There are three Ghidra plugins each with their own configured shortcut keys.

llm.py (CTRL-ALT-L)

This script calls your local LLM. It requests a new function name and function description. It renames the function and updates the somments with the description. Your cursor can be anywhere inside the decompiled function that you're interested in.

The plugin expects api_server.py to be running on localhost on port 8000. Documentation for the API server can be found below.

llm_remote.pt (CTRL-ALT-O)

This script calls the Project Lupine community server. It requests a new function name and function description. It renames the function and updates the somments with the description. Note that it sends the hash, function offset, and decompiled code to the community server.
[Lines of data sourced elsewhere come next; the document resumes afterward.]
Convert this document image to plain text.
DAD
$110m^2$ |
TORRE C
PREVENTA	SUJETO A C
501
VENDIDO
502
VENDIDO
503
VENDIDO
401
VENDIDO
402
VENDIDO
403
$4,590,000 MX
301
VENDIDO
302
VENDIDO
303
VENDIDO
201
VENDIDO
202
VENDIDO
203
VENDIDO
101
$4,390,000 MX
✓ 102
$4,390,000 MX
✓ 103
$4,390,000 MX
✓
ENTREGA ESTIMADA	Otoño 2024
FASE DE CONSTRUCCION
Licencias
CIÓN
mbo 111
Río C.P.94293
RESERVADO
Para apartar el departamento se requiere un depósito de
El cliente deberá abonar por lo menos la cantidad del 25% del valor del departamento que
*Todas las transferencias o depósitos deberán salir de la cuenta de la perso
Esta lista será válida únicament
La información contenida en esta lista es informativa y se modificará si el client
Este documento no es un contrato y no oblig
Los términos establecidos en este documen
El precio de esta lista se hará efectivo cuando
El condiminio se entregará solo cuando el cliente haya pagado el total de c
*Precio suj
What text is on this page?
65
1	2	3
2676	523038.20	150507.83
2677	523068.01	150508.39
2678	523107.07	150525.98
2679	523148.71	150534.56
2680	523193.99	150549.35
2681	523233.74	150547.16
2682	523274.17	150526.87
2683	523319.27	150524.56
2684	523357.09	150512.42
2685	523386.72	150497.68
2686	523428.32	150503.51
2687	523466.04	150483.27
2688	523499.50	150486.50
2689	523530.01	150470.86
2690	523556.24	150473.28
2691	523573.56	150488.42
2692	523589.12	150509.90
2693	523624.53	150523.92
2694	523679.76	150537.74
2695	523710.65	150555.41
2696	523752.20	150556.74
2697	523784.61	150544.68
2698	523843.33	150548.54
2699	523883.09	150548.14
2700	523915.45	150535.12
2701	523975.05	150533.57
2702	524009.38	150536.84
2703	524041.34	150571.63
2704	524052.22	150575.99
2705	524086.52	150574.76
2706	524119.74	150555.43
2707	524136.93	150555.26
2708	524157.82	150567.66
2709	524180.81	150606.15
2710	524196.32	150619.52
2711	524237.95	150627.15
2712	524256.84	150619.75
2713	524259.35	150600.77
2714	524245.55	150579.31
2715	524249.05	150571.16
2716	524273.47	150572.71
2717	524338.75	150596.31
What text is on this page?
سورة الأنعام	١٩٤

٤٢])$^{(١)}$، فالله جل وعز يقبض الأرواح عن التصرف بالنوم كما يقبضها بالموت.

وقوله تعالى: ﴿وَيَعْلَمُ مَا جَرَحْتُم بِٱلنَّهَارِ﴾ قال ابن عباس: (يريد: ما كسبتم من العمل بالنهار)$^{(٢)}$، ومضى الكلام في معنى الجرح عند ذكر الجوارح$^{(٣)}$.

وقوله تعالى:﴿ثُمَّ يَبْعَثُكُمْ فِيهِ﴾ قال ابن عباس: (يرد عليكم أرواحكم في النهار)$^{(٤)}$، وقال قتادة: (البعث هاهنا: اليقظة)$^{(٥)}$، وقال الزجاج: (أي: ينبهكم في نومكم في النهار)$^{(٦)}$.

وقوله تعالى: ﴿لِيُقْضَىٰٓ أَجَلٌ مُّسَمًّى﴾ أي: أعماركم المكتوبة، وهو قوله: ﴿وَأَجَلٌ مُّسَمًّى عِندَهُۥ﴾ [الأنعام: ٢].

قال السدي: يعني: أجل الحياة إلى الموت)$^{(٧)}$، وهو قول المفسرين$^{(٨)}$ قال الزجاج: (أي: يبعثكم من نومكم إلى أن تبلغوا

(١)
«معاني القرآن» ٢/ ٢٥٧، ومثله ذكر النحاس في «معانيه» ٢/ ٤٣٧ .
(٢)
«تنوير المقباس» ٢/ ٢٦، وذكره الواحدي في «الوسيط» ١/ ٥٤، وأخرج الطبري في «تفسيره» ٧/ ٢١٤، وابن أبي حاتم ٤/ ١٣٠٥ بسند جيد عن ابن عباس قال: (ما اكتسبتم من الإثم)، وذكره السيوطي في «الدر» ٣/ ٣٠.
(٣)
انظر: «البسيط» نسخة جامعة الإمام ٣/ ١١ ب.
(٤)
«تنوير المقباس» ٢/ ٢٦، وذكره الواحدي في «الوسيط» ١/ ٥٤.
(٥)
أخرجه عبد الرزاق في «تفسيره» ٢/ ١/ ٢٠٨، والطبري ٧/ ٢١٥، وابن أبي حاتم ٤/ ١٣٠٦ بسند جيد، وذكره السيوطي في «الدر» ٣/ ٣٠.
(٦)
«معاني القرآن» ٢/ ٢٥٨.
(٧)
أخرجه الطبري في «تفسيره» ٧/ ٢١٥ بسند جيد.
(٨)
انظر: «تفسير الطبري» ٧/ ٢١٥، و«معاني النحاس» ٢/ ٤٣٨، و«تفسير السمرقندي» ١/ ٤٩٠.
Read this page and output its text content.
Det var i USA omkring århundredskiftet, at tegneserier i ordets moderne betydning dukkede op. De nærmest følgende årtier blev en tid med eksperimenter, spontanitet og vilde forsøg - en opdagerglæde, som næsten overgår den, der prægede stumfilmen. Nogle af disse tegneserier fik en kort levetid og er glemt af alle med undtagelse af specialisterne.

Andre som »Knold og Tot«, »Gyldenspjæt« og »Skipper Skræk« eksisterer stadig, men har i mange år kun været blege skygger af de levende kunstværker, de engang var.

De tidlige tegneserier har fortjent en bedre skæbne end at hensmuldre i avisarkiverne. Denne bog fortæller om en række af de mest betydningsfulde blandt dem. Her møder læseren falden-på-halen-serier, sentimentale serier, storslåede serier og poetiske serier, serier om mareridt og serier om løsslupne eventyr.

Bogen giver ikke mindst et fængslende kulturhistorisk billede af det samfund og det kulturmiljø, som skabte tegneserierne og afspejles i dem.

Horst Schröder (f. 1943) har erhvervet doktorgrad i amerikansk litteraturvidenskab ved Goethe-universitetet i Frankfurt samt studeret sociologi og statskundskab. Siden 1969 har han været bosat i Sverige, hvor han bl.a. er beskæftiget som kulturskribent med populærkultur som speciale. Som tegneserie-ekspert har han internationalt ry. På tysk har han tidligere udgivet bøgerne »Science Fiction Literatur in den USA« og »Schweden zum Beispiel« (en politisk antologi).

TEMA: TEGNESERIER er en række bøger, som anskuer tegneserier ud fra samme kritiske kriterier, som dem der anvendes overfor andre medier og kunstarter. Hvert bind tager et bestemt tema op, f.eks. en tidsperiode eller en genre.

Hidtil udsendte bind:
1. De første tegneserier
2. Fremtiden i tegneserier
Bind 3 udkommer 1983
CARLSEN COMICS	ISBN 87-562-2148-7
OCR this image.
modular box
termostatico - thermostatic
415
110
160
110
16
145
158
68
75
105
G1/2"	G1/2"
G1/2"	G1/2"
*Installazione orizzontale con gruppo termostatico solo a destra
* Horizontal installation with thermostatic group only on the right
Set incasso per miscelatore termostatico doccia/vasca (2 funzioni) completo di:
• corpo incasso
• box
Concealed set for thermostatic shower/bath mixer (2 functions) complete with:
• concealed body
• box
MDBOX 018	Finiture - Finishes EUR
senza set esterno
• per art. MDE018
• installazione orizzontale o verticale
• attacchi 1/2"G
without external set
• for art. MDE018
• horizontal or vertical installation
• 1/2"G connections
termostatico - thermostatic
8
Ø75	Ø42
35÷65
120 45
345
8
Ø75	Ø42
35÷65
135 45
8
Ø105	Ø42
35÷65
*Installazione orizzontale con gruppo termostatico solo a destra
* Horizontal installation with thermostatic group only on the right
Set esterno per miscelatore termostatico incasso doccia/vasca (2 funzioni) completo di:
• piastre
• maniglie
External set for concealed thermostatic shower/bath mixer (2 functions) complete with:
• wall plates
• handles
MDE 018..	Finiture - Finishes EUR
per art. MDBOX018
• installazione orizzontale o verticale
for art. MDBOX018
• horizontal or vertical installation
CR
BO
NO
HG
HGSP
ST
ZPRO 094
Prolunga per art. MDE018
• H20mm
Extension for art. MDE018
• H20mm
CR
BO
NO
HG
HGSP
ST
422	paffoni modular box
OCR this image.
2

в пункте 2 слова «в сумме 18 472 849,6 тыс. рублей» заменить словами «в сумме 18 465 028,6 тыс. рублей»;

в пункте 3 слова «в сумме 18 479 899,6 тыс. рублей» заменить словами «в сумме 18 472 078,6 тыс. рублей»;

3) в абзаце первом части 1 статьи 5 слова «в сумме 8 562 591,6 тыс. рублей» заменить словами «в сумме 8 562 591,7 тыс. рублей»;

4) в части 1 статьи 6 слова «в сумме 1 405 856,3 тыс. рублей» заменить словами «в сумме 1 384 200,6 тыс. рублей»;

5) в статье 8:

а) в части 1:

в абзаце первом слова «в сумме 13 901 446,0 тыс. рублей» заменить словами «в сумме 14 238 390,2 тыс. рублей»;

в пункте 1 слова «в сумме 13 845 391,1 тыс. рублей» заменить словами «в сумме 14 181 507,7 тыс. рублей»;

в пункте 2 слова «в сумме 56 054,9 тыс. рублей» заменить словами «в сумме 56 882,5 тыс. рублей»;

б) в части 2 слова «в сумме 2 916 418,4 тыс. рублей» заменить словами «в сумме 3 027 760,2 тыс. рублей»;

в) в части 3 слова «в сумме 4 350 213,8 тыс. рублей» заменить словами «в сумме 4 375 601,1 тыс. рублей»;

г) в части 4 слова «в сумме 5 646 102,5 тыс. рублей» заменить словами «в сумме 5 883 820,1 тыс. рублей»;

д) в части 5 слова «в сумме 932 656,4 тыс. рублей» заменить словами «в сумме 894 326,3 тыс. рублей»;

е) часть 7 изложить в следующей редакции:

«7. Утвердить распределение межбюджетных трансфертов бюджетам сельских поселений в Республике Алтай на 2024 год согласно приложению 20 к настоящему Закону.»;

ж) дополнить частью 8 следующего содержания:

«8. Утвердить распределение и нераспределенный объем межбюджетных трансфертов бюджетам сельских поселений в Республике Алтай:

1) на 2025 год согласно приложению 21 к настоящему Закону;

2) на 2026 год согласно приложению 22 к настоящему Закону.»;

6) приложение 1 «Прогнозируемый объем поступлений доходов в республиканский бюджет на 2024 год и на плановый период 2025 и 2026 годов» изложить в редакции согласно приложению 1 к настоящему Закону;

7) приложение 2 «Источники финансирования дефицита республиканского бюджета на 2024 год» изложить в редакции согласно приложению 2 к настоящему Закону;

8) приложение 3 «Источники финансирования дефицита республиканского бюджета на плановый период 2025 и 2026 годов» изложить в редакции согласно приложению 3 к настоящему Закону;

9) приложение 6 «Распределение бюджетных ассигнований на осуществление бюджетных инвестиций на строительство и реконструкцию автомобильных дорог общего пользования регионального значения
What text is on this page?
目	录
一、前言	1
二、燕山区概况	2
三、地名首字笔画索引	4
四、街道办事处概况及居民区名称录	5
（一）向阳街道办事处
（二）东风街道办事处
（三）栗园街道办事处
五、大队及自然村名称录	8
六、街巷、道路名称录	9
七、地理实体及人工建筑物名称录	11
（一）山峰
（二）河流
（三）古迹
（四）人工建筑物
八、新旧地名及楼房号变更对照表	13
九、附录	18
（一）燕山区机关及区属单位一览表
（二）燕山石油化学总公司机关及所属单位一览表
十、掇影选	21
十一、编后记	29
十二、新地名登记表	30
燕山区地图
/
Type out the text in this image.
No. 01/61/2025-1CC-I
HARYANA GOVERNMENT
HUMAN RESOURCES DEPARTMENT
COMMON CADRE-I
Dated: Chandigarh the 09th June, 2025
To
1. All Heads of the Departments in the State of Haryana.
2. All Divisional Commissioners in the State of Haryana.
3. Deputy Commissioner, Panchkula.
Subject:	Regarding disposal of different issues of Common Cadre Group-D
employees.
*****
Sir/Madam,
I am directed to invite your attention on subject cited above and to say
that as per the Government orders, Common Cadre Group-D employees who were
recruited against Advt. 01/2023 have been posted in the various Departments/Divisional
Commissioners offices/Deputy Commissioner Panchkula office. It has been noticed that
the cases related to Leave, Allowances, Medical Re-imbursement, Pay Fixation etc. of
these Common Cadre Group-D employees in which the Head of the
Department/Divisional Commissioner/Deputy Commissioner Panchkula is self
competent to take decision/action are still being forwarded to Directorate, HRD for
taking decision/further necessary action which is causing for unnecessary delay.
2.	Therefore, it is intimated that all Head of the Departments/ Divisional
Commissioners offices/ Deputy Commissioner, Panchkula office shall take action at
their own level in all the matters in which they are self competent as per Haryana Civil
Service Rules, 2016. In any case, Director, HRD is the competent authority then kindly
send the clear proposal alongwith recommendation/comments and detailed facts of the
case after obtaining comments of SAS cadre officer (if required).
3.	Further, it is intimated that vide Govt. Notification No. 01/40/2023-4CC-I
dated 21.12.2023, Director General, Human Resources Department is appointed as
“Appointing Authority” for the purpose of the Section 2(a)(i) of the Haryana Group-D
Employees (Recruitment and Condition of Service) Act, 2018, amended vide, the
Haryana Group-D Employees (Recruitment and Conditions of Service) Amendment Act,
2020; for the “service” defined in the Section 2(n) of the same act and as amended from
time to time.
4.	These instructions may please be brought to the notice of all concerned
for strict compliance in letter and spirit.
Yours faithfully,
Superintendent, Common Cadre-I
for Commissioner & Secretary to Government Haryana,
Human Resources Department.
llm_suggest (CTRL-SHIFT-K)

This script is useful for contributing back to the community. If you get a summary, function name or step-by-step description that you don't like you can edit the content directly in Ghidra and send your edits back. Note that it sends the hash, function offset, and decompiled code, function name, function comment to the community server. The

Utilities

This section contains the api_server and several helper utilities for loading data and testing the model.

api_server.py

Overview

This script provides an API for malware analysis. It uses FastAPI, SQLAlchemy for database operations, the Transformers library to load our local model and generate output, and langchain for interacting with OpenAI models. The core functionality is to analyze a given piece of decompiled code and provide descriptive information, such as a function summary and a new function name.

Dependencies

  • fastapi: Web framework to build the API.
  • pydantic: Data validation and settings management using Python type annotations.
  • sqlalchemy: Database toolkit for Python.
  • databases: Asynchronous database support for FastAPI.
  • torch: PyTorch library, primarily for deep learning.
  • datasets: To load datasets.
  • transformers: For using loading local model and generating content
  • openai: OpenAI Python client for generating content
  • langchain: A module possibly related to language processing.
  • json, re, os, time: Standard libraries for various functionalities.

Configuration

  • DATABASE_URL: The SQLite database URL.
  • openai_key: The API key for OpenAI.
  • model & tokenizer: Pre-trained models loaded using Transformers library.

Database Schema

  • Function: Represents the function table in the database with fields for ID, input, output, review status, and details related to the LLM analysis.
  • EvaluationLog: Logs request and response data for evaluations.
  • Suggestion: Contains suggestions for code analysis.

API Endpoints

  1. / (GET): Returns the main index page.
  2. /evaluate (POST): Evaluates the given code using the community LLM model and returns analysis results.
  3. /evaluate_local (POST): Evaluates the given code locally using decode-llm and returns analysis results.
  4. /review (GET): Displays items for review based on category.
  5. /update-output (POST): Updates the output for a given function ID.
  6. /suggest (POST): Stores a suggestion in the Suggestion table.
  7. /action (POST): Performs actions like approve or remove on a function.

Helper Functions

  • flatten_list: Flattens nested lists or dictionaries.
  • get_llm_name_with_retry: Attempts to get the LLM name with retries.
  • generate_decode_response: Generates response using the decode-llm model.
  • extract_function_info: Extracts function summary and new function name from the provided content.
  • llm_rename_function: Renames the function using LLM.
  • load_data_to_db: Loads data to the database.

Execution

To run the FastAPI application:

uvicorn.run(app, host="0.0.0.0", port=8000)

This will start the server on http://0.0.0.0:8000.


populate_db.py

This script loads the decompiled code from the sqlite3 database generated by the web application.

It calls openai to generate llm names, short sum and step by step descriptions.

Model

Currently, the project's best model is a finetune version of the Code Llama 34B Instruct model. It is fine tuned on a dataset of 60,000 decompiled functions extracted from 5000 malware samples and 100 unique malware families.